MIXED FORTUNES AT FERRARI
Ferrari seemed to have good pace in the practice sessions, and Charles Leclerc delivered a lap in Q3, which was good enough for fourth place. With Hamilton’s penalty applied, Leclerc moves up to start within the top three grid slots for the third time this year. He was also in the top three at the Azerbaijan and Monaco Grands Prix – though he failed to start the latter race.
On the other side of the Ferrari garage, Carlos Sainz failed to set a lap time in Q2 and qualified fifteenth. He was already consigned to start from the back of the grid due to a power unit penalty. The encouraging news for Sainz is that he has scored points in all of the last three races in which he started 20th on the grid – including with his maiden podium finish at the 2019 Brazilian Grand Prix.
ALONSO’S BEST GRID POSITION IN SEVEN YEARS
For a second consecutive race, Fernando Alonso qualified in sixth place. Hamilton’s penalty sees Alonso promoted to fifth on the final grid. It’s his best starting position since he started fifth with Ferrari at the 2014 Japanese Grand Prix.
Until today, the 2014 Singapore and Japanese Grands Prix were the last time that Alonso qualified in the top six at consecutive races!
SCHUMACHER’S BEST QUALIFYING TO DATE
Mick Schumacher celebrated his best qualifying result to date with 14th place. It was the second time he had reached Q2, but the first time he had competed in the session. He was unable to participate in Q2 at the French Grand Prix due to a crash after setting his fastest Q1 lap time.
Schumacher’s 14th place is the first time a Haas driver has qualified in the top fourteen since Romain Grosjean qualified 14th at last year’s 70th Anniversary Grand Prix.
While Schumacher reached Q2, Nikita Mazepin qualified last of the 20 drivers and lapped 2.894 seconds slower than his team-mate’s best Q1 lap time.
RICCIARDO OUT IN Q1
Daniel Ricciardo was disappointed to exit in Q1, qualifying only sixteenth. The Australian recorded his and McLaren’s second Q1 elimination of the 2021 season. Ricciardo also qualified sixteenth at the Portuguese Grand Prix.
Ricciardo’s Q1 exit marks only the second time a McLaren driver has failed to get through to Q2 in Turkey. Lewis Hamilton is the only other driver to record a Q1 exit for McLaren in Istanbul. He also qualified sixteenth with the team back in 2009.

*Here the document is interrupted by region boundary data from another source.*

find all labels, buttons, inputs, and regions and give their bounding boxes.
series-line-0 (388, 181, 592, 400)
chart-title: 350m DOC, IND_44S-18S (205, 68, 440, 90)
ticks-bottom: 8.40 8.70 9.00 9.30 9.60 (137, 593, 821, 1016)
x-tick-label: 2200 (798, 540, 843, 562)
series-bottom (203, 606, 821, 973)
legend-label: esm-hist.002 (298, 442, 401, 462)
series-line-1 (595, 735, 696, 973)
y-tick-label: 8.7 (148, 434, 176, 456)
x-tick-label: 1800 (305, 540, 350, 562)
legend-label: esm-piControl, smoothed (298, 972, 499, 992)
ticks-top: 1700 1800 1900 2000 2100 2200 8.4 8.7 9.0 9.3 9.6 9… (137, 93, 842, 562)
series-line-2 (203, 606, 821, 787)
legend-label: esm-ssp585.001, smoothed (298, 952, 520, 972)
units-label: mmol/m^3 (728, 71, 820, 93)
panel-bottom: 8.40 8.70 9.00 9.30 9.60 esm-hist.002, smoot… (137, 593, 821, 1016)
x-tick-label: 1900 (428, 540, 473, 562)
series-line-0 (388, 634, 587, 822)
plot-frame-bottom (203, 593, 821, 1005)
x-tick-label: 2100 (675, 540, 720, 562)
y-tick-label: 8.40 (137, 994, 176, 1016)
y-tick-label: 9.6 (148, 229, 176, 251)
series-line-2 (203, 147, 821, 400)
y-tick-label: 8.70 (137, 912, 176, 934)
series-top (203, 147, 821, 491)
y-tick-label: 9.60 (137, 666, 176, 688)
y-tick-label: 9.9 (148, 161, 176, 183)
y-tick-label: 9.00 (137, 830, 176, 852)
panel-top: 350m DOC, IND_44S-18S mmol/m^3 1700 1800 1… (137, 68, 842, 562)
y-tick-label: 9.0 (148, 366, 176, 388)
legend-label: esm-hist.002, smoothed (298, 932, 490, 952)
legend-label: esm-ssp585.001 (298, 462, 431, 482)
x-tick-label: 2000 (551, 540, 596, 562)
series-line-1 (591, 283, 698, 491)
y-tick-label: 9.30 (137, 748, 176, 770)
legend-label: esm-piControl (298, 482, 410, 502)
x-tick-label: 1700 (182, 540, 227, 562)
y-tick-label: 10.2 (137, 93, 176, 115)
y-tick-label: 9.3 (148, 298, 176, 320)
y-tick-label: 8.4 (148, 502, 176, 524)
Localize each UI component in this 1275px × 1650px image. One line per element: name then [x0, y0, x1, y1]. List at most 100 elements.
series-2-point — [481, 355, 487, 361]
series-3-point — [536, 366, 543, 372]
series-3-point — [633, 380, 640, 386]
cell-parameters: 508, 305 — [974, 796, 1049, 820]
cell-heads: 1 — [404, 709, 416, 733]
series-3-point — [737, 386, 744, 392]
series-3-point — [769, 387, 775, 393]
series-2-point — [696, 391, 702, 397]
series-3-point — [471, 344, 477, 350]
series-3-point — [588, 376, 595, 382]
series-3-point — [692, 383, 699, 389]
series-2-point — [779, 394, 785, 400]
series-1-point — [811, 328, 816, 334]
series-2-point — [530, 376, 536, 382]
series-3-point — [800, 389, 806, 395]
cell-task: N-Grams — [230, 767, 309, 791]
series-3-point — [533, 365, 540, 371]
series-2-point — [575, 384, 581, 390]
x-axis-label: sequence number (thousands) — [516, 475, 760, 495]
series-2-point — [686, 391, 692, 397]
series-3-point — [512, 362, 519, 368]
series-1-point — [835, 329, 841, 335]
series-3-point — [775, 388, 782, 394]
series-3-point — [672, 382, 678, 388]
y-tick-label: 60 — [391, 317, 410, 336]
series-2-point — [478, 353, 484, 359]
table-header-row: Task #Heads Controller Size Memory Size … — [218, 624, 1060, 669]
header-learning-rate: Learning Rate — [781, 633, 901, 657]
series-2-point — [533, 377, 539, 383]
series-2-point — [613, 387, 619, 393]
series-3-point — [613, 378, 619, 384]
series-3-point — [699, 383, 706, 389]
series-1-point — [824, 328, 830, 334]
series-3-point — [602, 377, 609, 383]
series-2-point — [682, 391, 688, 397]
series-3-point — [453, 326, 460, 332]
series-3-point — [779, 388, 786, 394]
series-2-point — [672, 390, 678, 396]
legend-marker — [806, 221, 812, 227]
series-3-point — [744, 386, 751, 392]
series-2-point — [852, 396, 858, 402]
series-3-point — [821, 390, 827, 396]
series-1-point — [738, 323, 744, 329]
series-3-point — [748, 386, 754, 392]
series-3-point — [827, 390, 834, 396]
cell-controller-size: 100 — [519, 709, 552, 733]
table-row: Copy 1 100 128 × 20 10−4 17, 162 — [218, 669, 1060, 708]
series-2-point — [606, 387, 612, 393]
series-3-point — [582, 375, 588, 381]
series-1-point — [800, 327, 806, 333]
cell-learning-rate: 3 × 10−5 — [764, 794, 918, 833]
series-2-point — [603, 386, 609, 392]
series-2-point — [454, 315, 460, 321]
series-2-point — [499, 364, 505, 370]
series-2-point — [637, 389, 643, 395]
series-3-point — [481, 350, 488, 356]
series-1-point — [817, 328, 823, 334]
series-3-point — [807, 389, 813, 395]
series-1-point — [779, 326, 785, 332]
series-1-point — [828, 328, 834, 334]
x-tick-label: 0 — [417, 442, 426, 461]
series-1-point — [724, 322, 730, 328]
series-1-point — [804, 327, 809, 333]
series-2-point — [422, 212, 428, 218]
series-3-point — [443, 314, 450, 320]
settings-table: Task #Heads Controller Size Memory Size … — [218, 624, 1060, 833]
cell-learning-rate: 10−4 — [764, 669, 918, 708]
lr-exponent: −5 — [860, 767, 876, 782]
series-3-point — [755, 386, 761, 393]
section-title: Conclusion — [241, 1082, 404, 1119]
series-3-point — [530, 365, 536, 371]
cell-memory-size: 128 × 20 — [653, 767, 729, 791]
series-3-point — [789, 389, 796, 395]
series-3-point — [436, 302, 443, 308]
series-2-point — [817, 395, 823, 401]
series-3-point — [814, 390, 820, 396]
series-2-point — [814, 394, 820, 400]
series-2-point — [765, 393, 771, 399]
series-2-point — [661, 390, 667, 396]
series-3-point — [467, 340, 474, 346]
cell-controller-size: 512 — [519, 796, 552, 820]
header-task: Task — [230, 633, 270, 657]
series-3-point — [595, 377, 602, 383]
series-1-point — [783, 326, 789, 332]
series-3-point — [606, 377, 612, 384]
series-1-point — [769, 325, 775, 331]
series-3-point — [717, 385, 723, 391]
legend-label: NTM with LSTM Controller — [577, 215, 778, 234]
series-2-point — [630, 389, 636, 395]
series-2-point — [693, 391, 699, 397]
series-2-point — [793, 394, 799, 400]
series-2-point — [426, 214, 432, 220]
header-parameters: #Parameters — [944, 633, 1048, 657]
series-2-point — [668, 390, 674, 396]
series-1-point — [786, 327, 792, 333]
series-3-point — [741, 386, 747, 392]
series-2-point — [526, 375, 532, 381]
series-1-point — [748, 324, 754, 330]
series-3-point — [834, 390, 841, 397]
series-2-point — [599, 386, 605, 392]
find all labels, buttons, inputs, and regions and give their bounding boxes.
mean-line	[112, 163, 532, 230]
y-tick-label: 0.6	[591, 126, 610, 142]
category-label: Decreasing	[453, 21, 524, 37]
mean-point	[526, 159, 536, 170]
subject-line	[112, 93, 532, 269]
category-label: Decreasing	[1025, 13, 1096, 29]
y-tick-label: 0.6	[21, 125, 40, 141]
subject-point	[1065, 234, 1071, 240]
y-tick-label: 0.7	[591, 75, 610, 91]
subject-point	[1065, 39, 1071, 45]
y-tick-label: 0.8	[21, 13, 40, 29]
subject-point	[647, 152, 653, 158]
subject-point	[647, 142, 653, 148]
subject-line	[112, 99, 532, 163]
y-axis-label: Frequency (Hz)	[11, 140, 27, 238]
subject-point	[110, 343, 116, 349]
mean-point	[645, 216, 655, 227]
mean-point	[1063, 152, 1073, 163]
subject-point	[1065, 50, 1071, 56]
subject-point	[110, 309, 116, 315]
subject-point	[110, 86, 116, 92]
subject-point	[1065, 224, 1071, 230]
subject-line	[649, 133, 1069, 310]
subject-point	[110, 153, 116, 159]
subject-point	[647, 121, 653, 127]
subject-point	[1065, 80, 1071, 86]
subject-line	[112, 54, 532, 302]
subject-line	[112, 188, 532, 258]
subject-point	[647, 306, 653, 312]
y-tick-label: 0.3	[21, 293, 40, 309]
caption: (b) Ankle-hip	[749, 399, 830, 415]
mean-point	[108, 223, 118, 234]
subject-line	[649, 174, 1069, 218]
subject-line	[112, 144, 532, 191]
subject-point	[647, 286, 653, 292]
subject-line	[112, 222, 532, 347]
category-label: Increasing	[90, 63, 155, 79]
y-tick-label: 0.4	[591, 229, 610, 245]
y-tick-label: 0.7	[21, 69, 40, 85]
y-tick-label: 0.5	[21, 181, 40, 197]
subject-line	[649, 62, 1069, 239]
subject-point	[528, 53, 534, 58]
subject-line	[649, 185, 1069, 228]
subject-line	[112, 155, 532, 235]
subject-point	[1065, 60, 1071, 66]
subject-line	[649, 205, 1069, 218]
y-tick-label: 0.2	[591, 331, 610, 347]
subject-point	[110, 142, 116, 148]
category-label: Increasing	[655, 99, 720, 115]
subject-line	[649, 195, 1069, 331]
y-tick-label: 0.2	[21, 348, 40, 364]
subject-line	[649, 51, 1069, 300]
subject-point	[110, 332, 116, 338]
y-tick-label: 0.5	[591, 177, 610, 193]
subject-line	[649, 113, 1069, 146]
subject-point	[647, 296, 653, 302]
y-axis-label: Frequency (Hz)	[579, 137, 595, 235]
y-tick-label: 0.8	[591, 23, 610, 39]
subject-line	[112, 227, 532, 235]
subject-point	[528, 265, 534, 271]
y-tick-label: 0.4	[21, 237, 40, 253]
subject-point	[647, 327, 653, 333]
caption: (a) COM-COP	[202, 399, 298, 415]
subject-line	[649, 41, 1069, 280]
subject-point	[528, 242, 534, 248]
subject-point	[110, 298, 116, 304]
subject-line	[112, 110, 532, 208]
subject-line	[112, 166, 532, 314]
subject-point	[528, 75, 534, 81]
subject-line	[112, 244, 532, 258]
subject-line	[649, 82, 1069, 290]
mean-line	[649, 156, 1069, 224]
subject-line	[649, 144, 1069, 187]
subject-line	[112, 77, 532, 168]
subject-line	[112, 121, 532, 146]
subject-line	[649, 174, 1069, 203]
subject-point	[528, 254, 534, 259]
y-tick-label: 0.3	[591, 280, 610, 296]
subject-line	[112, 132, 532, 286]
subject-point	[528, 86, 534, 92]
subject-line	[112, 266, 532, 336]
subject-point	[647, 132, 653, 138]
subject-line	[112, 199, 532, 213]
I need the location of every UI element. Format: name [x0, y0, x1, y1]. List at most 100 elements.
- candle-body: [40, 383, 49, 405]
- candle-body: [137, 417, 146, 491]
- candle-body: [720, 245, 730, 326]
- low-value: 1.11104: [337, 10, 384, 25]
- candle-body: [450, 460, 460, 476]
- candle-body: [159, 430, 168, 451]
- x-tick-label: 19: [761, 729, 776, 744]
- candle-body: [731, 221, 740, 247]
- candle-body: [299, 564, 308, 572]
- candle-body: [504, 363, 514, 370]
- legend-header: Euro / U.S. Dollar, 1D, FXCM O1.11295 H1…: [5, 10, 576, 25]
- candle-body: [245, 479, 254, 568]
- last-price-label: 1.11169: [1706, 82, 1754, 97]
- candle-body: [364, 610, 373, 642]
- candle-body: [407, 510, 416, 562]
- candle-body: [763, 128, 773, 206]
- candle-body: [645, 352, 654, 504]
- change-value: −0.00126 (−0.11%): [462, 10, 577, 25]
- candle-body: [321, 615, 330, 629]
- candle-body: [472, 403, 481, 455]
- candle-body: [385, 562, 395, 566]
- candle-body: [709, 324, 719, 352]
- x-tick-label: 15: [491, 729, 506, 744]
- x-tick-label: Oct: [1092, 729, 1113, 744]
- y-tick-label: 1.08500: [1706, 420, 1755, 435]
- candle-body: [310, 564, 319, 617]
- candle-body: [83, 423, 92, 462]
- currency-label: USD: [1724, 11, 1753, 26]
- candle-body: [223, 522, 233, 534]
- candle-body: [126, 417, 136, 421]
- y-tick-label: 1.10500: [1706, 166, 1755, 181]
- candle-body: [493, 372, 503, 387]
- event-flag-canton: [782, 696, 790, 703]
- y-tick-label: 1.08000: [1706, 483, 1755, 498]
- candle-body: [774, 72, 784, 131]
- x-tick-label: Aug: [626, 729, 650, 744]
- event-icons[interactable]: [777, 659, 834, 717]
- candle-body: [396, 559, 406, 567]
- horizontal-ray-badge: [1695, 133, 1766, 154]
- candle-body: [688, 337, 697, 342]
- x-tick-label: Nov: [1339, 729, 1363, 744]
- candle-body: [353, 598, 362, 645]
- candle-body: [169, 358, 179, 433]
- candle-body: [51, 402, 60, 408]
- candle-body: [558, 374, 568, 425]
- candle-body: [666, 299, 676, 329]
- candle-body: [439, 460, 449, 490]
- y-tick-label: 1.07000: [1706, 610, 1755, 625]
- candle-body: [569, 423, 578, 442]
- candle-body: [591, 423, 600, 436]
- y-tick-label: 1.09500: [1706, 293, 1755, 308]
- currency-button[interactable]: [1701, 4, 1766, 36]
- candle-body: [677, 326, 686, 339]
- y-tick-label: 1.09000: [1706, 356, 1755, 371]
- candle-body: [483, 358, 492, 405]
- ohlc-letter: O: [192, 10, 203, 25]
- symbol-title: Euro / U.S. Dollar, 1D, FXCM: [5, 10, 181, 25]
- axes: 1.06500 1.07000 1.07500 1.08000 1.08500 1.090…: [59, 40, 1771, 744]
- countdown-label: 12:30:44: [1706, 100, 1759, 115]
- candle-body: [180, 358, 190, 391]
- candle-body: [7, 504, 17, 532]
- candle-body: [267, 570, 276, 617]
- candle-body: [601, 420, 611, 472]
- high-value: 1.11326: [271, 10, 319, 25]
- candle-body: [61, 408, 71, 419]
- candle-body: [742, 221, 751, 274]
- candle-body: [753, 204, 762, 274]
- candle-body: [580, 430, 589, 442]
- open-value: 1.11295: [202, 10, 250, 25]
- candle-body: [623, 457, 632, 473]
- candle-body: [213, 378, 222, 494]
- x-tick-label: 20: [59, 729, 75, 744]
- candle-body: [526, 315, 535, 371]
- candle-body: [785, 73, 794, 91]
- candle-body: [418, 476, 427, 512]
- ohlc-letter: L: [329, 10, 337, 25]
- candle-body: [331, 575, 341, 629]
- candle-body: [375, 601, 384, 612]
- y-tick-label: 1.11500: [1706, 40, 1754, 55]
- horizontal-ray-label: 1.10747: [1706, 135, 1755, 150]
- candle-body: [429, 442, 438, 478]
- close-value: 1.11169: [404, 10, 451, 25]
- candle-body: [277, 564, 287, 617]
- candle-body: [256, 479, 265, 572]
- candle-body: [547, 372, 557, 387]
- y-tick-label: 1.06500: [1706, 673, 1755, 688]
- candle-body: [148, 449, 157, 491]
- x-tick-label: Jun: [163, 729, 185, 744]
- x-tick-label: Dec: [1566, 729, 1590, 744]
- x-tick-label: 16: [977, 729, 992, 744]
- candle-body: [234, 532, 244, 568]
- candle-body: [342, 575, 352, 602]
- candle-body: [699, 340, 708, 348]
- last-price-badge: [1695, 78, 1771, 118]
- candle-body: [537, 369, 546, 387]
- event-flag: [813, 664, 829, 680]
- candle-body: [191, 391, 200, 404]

WHAT A DIFFERENCE A YEAR MAKES
In 2020, both Alfa Romeo drivers reached Q3 at the Turkish Grand Prix – but both were out in Q1 in 2021. This was the team’s fourth double Q1 elimination of the year. Last year’s Turkish Grand Prix remains the last time both Alfa Romeo drivers qualified in the top ten at a single event.
Before today, the former Sauber team had recorded only one Q1 exit in Turkey. That was for Kamui Kobayashi, who failed to set a lap time in qualifying for the 2011 Turkish Grand Prix. The Japanese driver started 24th and last on the grid for that race but still picked up a point after finishing tenth. It’s the furthest back grid position from which a point has been scored in Turkey. Perhaps there’s still hope for Raikkonen and Giovinazzi in tomorrow’s race!